After the resurrection, Jesus also did a lot of breathing on the disciples too. Easter is releasing, letting go of what was. Mary quite naturally would want to hold on tight to the manifestation of God she had come to know and deeply love. But Jesus knew better. Don’t hold on to this, Mary. God is everywhere, under your feet, in the air you breathe. I am behind and around you. I am in the stranger. I am at the table with your friends; I am in the bread.

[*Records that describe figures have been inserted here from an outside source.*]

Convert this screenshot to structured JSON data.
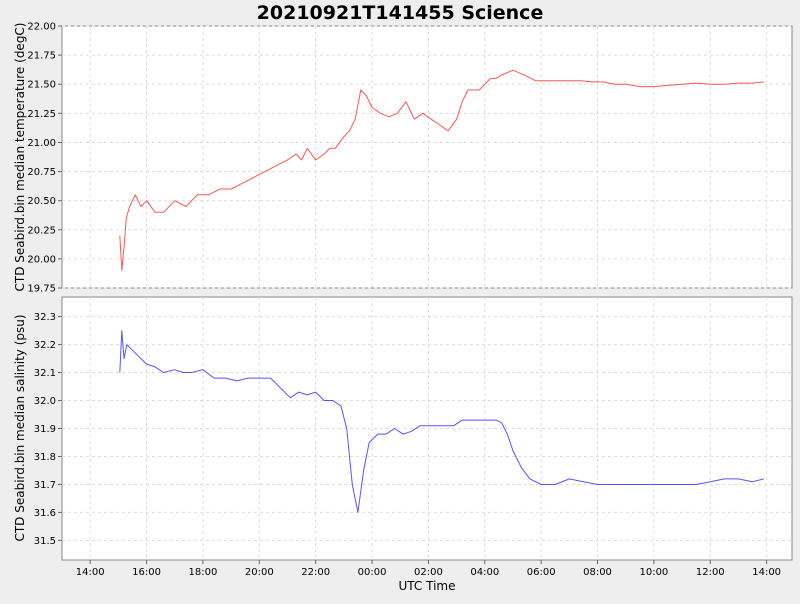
{
  "chart_data": {
    "type": "line",
    "title": "20210921T141455 Science",
    "xlabel": "UTC Time",
    "x_tick_labels": [
      "14:00",
      "16:00",
      "18:00",
      "20:00",
      "22:00",
      "00:00",
      "02:00",
      "04:00",
      "06:00",
      "08:00",
      "10:00",
      "12:00",
      "14:00"
    ],
    "x_range_hours": [
      13.0,
      38.9
    ],
    "grid": true,
    "panels": [
      {
        "ylabel": "CTD Seabird.bin median temperature (degC)",
        "ylim": [
          19.75,
          22.0
        ],
        "y_ticks": [
          "22.00",
          "21.75",
          "21.50",
          "21.25",
          "21.00",
          "20.75",
          "20.50",
          "20.25",
          "20.00",
          "19.75"
        ],
        "color": "#ff5555",
        "series": [
          {
            "x_hours": [
              15.05,
              15.12,
              15.2,
              15.28,
              15.4,
              15.6,
              15.8,
              16.0,
              16.3,
              16.6,
              17.0,
              17.4,
              17.8,
              18.2,
              18.6,
              19.0,
              19.4,
              19.8,
              20.2,
              20.6,
              21.0,
              21.3,
              21.5,
              21.7,
              22.0,
              22.3,
              22.5,
              22.7,
              23.0,
              23.2,
              23.4,
              23.6,
              23.8,
              24.0,
              24.3,
              24.6,
              24.9,
              25.2,
              25.5,
              25.8,
              26.1,
              26.4,
              26.7,
              27.0,
              27.2,
              27.4,
              27.6,
              27.8,
              28.0,
              28.2,
              28.4,
              28.6,
              28.8,
              29.0,
              29.4,
              29.8,
              30.2,
              30.6,
              31.0,
              31.4,
              31.8,
              32.2,
              32.6,
              33.0,
              33.5,
              34.0,
              34.5,
              35.0,
              35.5,
              36.0,
              36.5,
              37.0,
              37.5,
              37.9
            ],
            "y": [
              20.2,
              19.9,
              20.1,
              20.35,
              20.45,
              20.55,
              20.45,
              20.5,
              20.4,
              20.4,
              20.5,
              20.45,
              20.55,
              20.55,
              20.6,
              20.6,
              20.65,
              20.7,
              20.75,
              20.8,
              20.85,
              20.9,
              20.85,
              20.95,
              20.85,
              20.9,
              20.95,
              20.95,
              21.05,
              21.1,
              21.2,
              21.45,
              21.4,
              21.3,
              21.25,
              21.22,
              21.25,
              21.35,
              21.2,
              21.25,
              21.2,
              21.15,
              21.1,
              21.2,
              21.35,
              21.45,
              21.45,
              21.45,
              21.5,
              21.55,
              21.55,
              21.58,
              21.6,
              21.62,
              21.58,
              21.53,
              21.53,
              21.53,
              21.53,
              21.53,
              21.52,
              21.52,
              21.5,
              21.5,
              21.48,
              21.48,
              21.49,
              21.5,
              21.51,
              21.5,
              21.5,
              21.51,
              21.51,
              21.52
            ]
          }
        ]
      },
      {
        "ylabel": "CTD Seabird.bin median salinity (psu)",
        "ylim": [
          31.43,
          32.37
        ],
        "y_ticks": [
          "32.3",
          "32.2",
          "32.1",
          "32.0",
          "31.9",
          "31.8",
          "31.7",
          "31.6",
          "31.5"
        ],
        "color": "#5555ff",
        "series": [
          {
            "x_hours": [
              15.05,
              15.12,
              15.2,
              15.3,
              15.5,
              15.8,
              16.0,
              16.3,
              16.6,
              17.0,
              17.3,
              17.6,
              18.0,
              18.4,
              18.8,
              19.2,
              19.6,
              20.0,
              20.4,
              20.8,
              21.1,
              21.4,
              21.7,
              22.0,
              22.3,
              22.6,
              22.9,
              23.1,
              23.3,
              23.5,
              23.7,
              23.9,
              24.2,
              24.5,
              24.8,
              25.1,
              25.4,
              25.7,
              26.0,
              26.3,
              26.6,
              26.9,
              27.2,
              27.5,
              27.8,
              28.0,
              28.2,
              28.4,
              28.6,
              28.8,
              29.0,
              29.3,
              29.6,
              30.0,
              30.5,
              31.0,
              31.5,
              32.0,
              32.5,
              33.0,
              33.5,
              34.0,
              34.5,
              35.0,
              35.5,
              36.0,
              36.5,
              37.0,
              37.5,
              37.9
            ],
            "y": [
              32.1,
              32.25,
              32.15,
              32.2,
              32.18,
              32.15,
              32.13,
              32.12,
              32.1,
              32.11,
              32.1,
              32.1,
              32.11,
              32.08,
              32.08,
              32.07,
              32.08,
              32.08,
              32.08,
              32.04,
              32.01,
              32.03,
              32.02,
              32.03,
              32.0,
              32.0,
              31.98,
              31.9,
              31.7,
              31.6,
              31.75,
              31.85,
              31.88,
              31.88,
              31.9,
              31.88,
              31.89,
              31.91,
              31.91,
              31.91,
              31.91,
              31.91,
              31.93,
              31.93,
              31.93,
              31.93,
              31.93,
              31.93,
              31.92,
              31.88,
              31.82,
              31.76,
              31.72,
              31.7,
              31.7,
              31.72,
              31.71,
              31.7,
              31.7,
              31.7,
              31.7,
              31.7,
              31.7,
              31.7,
              31.7,
              31.71,
              31.72,
              31.72,
              31.71,
              31.72
            ]
          }
        ]
      }
    ]
  }
}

Jesus himself had done his own letting go. Oh, he had done everything in his power in his human lifetime to teach, to heal, to proclaim the good news. He had done everything he could to show people how to cross boundaries to help one another. He had done everything he could to prepare his disciples for what was to come after. But in the end, he’d let all of that go. He, just like all of us will one day, let go of life itself. He stopped clinging and grasping and gripping, and he gave up his spirit to the greater flow of all things that be. And he died on a cross in a posture that is burned into our Christian sensibilities forever: arms outstretched in surrender, open and unclenched.
The resurrection from the dead is just one more unclenching. Even the Death Grip is released in the Easter mystery. The cold tight grave of hell is opened forever to light and life and glory. Neither might the gates of death, nor the tomb’s dark portal, nor the watchers, nor the seal, hold you as a mortal.
I’ve been glad this week that some of the blooms, buds, and flowers stayed closed in the cold, closed and protected from the threat of frost. We, like they, stay tight and gripping to protect ourselves. It’s natural. But just like a bloom or bud or flower, you can’t see our whole beauty until we open up, until we unclench ourselves. There’s nothing to fear or protect anymore. There’s no use in holding up something that’s already been upheld.
What are you holding onto? Clinging to? You might be holding on to a manifestation of God that you have grown to love, but isn’t there anymore. You might be grasping onto control of something that’s impossible to control – especially if it involves another person or if it involves the future.
You might be clutching something you can’t even name, but you feel it in your shoulders, your brow, the bottoms of your feet, your chest, or your stomach. Jesus said, Don’t cling. Let go as I have let go.
Stop gripping this Easter. The oak tree can stand by itself. Or, the oak tree might not stand, but that’s its problem. The universe is unfolding as it should. God inside you is ready to be released and shown to the world. Go do something with that. Feel free.